Basti pensare al caso più rilevante della casa cantoniera di Posada. L’Anas per questo immobile chiede per 20 anni un canone di concessione di 952 mila euro con uno scomputo di ben 700 mila euro di lavori da eseguire sull’immobile. Alla fine dei conti, il concessionario, se avrà eseguito i lavori da 700 mila euro, pagherà un canone mensile di 1.050 euro. Non si discosta la previsione per la cantoniera di Santa Teresa di Gallura con una valutazione di un canone base di 930 mila euro per 20 anni, e un importo lavori di 700 mila euro. In questo caso l’affitto-concessione sarebbe di 958 euro al mese. Nel montepremi dell’Anas sono posizionate tra le cantoniere d’oro anche quelle di San Teodoro, 509 mila euro di canone per 20 anni, di Narbolia, 574 mila, di Olbia, 586 mila, di Murta Maria sempre ad Olbia, per 470 mila, Villaputzu 436 mila, Alghero 426 mila. Tra le più povere quelle di Villasalto e Tonara con un canone asta di 125 mila euro l’una, Urzulei con 128 mila, Dorgali con 150 mila euro.

Le “povere”

L’affitto-concessione più basso lo pagherebbero per la cantoniera di Urzulei, con 125 mila euro di lavori previsti, si avrebbe un canone concessorio di 15,39 euro al mese per 20 anni, sulla stessa cifra anche Burcei che prevede un canone per 20 anni di 279 mila euro, con un investimento imposto di 275 mila euro e un canone mensile di 18,75 euro. L’Anas non spiega i conti economici, dice solo che, all’interno delle case cantoniere sarde, si riserva uno spazio per sé, magari con l’obiettivo di mantenere il possesso di un bene che ormai, in base allo Statuto sardo, da tempo dovrebbe essere già iscritto nel patrimonio della Regione. Nel bando, infine, c’è scritto che la concessione verrà rilasciata solo a chi fornirà servizi ai viandanti e turisti, dal cibo alle bevande, dalle informazioni all’assistenza.

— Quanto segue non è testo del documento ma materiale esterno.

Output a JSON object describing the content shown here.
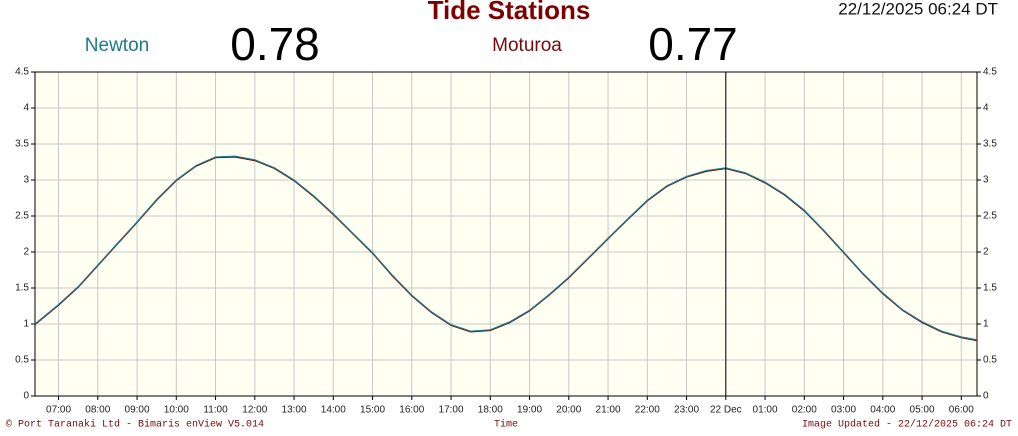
{
  "chart_data": {
    "type": "line",
    "title": "Tide Stations",
    "timestamp": "22/12/2025 06:24 DT",
    "xlabel": "Time",
    "footer_left": "© Port Taranaki Ltd - Bimaris enView V5.014",
    "footer_right": "Image Updated - 22/12/2025 06:24 DT",
    "x": [
      6.4,
      7,
      7.5,
      8,
      8.5,
      9,
      9.5,
      10,
      10.5,
      11,
      11.5,
      12,
      12.5,
      13,
      13.5,
      14,
      14.5,
      15,
      15.5,
      16,
      16.5,
      17,
      17.5,
      18,
      18.5,
      19,
      19.5,
      20,
      20.5,
      21,
      21.5,
      22,
      22.5,
      23,
      23.5,
      24,
      24.5,
      25,
      25.5,
      26,
      26.5,
      27,
      27.5,
      28,
      28.5,
      29,
      29.5,
      30,
      30.4
    ],
    "series": [
      {
        "name": "Newton",
        "color": "#1a7a8a",
        "latest": 0.78,
        "values": [
          1.0,
          1.27,
          1.52,
          1.82,
          2.12,
          2.42,
          2.73,
          3.0,
          3.2,
          3.32,
          3.33,
          3.28,
          3.17,
          3.0,
          2.78,
          2.53,
          2.26,
          1.99,
          1.68,
          1.4,
          1.17,
          0.99,
          0.9,
          0.92,
          1.03,
          1.19,
          1.41,
          1.65,
          1.92,
          2.19,
          2.46,
          2.72,
          2.92,
          3.05,
          3.13,
          3.17,
          3.1,
          2.97,
          2.8,
          2.58,
          2.3,
          2.0,
          1.7,
          1.43,
          1.2,
          1.03,
          0.9,
          0.82,
          0.78
        ]
      },
      {
        "name": "Moturoa",
        "color": "#7a0a0a",
        "latest": 0.77,
        "values": [
          0.99,
          1.26,
          1.51,
          1.81,
          2.11,
          2.41,
          2.72,
          2.99,
          3.19,
          3.31,
          3.32,
          3.27,
          3.16,
          2.99,
          2.77,
          2.52,
          2.25,
          1.98,
          1.67,
          1.39,
          1.16,
          0.98,
          0.89,
          0.91,
          1.02,
          1.18,
          1.4,
          1.64,
          1.91,
          2.18,
          2.45,
          2.71,
          2.91,
          3.04,
          3.12,
          3.16,
          3.09,
          2.96,
          2.79,
          2.57,
          2.29,
          1.99,
          1.69,
          1.42,
          1.19,
          1.02,
          0.89,
          0.81,
          0.77
        ]
      }
    ],
    "xlim": [
      6.4,
      30.4
    ],
    "ylim": [
      0,
      4.5
    ],
    "yticks": [
      0,
      0.5,
      1,
      1.5,
      2,
      2.5,
      3,
      3.5,
      4,
      4.5
    ],
    "xticks": [
      {
        "value": 7,
        "label": "07:00"
      },
      {
        "value": 8,
        "label": "08:00"
      },
      {
        "value": 9,
        "label": "09:00"
      },
      {
        "value": 10,
        "label": "10:00"
      },
      {
        "value": 11,
        "label": "11:00"
      },
      {
        "value": 12,
        "label": "12:00"
      },
      {
        "value": 13,
        "label": "13:00"
      },
      {
        "value": 14,
        "label": "14:00"
      },
      {
        "value": 15,
        "label": "15:00"
      },
      {
        "value": 16,
        "label": "16:00"
      },
      {
        "value": 17,
        "label": "17:00"
      },
      {
        "value": 18,
        "label": "18:00"
      },
      {
        "value": 19,
        "label": "19:00"
      },
      {
        "value": 20,
        "label": "20:00"
      },
      {
        "value": 21,
        "label": "21:00"
      },
      {
        "value": 22,
        "label": "22:00"
      },
      {
        "value": 23,
        "label": "23:00"
      },
      {
        "value": 24,
        "label": "22 Dec"
      },
      {
        "value": 25,
        "label": "01:00"
      },
      {
        "value": 26,
        "label": "02:00"
      },
      {
        "value": 27,
        "label": "03:00"
      },
      {
        "value": 28,
        "label": "04:00"
      },
      {
        "value": 29,
        "label": "05:00"
      },
      {
        "value": 30,
        "label": "06:00"
      }
    ],
    "cursor_tick": 17,
    "grid": true
  }
}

Totò e la Fontana di Trevi

L’Anas, dunque, vuole che qualcuno ristrutturi a caro prezzo le case cantoniere dell’Isola, mandate in malora da decenni, vuole incassare soldi e continuare a far credere che quegli immobili sono roba sua. In attesa di conoscere i nomi dei nababbi che vogliono accaparrarsi le “cantoniere d’oro” è possibile che la Regione ricordi all’Anas che i tempi di Totò e Peppino, quando vendevano la Fontana di Trevi, sono finiti.